Investors in portions of Jefferson City could receive federal tax credits after three census tracts were selected as opportunity zones.

Opportunity zones are low-income areas with slow job growth that will receive tax incentives to encourage long-term economic investment and job growth. Investors could receive Treasury-certified capital-gains tax deferrals based on their investments in opportunity zones, Maggie Kost, Missouri Department of Economic Development director of communications, told the News Tribune in April.

Jefferson City and the Jefferson City Area Chamber of Commerce nominated three census tracts, which include the downtown area and the Missouri State Penitentiary redevelopment site. The tracts are roughly bordered by the river, Clark Avenue, Ellis and Southwest boulevards, and Industrial Drive.

The nearly 32-acre Missouri State Penitentiary redevelopment site is located in one of the census tracts, Jefferson City Area Chamber of Commerce President Randy Allen said, adding this could be "another layer of potential incentive" to future developers.

"We can let (developers) know that (public) incentives are available as they create these ideas and projects," Allen said. "Then, on top of the local incentives, then here comes this federal incentive for this particular area. You can't go, let's say, down to Stadium Boulevard and offer these because they are outside the area.
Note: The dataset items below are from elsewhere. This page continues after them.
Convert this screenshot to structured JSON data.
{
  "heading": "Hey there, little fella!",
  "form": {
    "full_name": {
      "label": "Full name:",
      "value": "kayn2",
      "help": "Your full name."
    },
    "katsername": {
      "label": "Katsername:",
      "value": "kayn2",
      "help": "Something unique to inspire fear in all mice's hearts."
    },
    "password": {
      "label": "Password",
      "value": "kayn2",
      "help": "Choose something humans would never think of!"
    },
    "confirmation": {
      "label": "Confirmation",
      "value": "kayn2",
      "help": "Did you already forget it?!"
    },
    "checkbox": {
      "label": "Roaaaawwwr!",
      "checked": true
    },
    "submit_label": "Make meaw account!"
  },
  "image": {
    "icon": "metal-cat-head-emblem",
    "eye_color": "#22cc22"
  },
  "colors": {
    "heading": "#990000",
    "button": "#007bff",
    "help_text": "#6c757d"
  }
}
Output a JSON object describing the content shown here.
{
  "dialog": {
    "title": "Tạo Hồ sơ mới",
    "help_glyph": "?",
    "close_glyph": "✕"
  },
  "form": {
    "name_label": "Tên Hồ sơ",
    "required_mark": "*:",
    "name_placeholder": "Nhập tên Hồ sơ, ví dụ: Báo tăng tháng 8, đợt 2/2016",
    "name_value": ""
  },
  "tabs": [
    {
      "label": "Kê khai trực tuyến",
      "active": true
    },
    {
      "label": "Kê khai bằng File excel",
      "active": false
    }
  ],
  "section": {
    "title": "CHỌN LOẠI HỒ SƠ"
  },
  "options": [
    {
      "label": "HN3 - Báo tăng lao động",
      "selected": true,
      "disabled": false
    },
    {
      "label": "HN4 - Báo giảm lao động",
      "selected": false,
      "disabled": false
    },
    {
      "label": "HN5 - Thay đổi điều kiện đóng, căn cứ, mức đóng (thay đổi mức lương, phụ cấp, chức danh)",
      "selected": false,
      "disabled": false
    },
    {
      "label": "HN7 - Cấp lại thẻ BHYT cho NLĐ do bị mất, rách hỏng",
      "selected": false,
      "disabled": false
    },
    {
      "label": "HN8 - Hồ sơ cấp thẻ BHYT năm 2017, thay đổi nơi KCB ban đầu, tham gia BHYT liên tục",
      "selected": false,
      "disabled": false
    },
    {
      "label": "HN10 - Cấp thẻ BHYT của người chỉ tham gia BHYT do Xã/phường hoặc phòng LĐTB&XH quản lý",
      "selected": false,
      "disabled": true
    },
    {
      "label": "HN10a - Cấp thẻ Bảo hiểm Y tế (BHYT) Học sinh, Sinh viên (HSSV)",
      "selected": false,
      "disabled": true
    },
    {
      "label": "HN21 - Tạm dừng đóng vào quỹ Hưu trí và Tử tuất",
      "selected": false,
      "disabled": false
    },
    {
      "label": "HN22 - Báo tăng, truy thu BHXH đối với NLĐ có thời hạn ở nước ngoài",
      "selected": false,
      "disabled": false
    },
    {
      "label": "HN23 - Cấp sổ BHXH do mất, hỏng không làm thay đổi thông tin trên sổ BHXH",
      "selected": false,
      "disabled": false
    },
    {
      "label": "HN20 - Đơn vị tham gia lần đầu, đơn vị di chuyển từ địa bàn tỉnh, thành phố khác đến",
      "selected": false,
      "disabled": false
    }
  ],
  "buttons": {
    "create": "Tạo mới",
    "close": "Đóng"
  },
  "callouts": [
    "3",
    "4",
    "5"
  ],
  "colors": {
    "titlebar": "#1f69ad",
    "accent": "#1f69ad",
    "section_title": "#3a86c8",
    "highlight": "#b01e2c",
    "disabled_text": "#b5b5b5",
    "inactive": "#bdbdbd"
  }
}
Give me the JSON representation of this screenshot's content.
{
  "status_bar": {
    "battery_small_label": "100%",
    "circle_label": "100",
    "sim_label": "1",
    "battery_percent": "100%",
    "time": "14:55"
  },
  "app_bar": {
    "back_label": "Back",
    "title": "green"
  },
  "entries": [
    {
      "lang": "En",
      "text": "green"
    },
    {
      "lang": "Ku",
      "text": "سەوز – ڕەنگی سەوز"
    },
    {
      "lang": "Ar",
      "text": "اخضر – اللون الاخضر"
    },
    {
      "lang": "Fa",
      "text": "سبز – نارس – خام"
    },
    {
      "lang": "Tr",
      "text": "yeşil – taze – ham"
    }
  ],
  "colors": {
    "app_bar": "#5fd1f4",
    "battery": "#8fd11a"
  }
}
So this is made perfect (sense) for something like MSP."

Allen announced the opportunity zones' approval during a Friday meeting of the Missouri State Penitentiary Community Partners, which is considering implementing a pre-qualifying process for potential developers for the 32-acre former prison redevelopment site in Jefferson City. The group agreed Friday not to set limitations on the types of public incentives a developer could use when developing the property, meaning opportunity zone tax credits could be offered in addition to incentives like tax increment financing and community improvement districts.

Each state governor could nominate up to 25 percent of eligible census tracts as opportunity zones and submit these nominations to the U.S. Department of Treasury as part of the 2017 Tax Cuts and Jobs Act.

The U.S. Department of Treasury approved 161 census tracts in Missouri, the maximum number the state could nominate, according to its website.

Allen said they are waiting for the U.S. Department of Treasury to give more specific information regarding the tax credits and incentives associated with the opportunity zones.

To be considered an opportunity zone, the census tract must have a poverty rate of at least 20 percent, or the tract's median family income not does not exceed 80 percent of the metropolitan area's and statewide median family income, or the tract does not exceed 80 percent of the statewide median family income in non-metropolitan areas.

If a census tract is in a high-migration rural country, then it can't exceed 85 percent of the statewide median family income. A high-migration rural county is a rural county that "during the 20-year period ending with the year in which the most recent census was conducted, has a net outmigration of inhabitants from the county of at least 10 percent of the county population at the beginning of such period," according to the Department of Economic Development.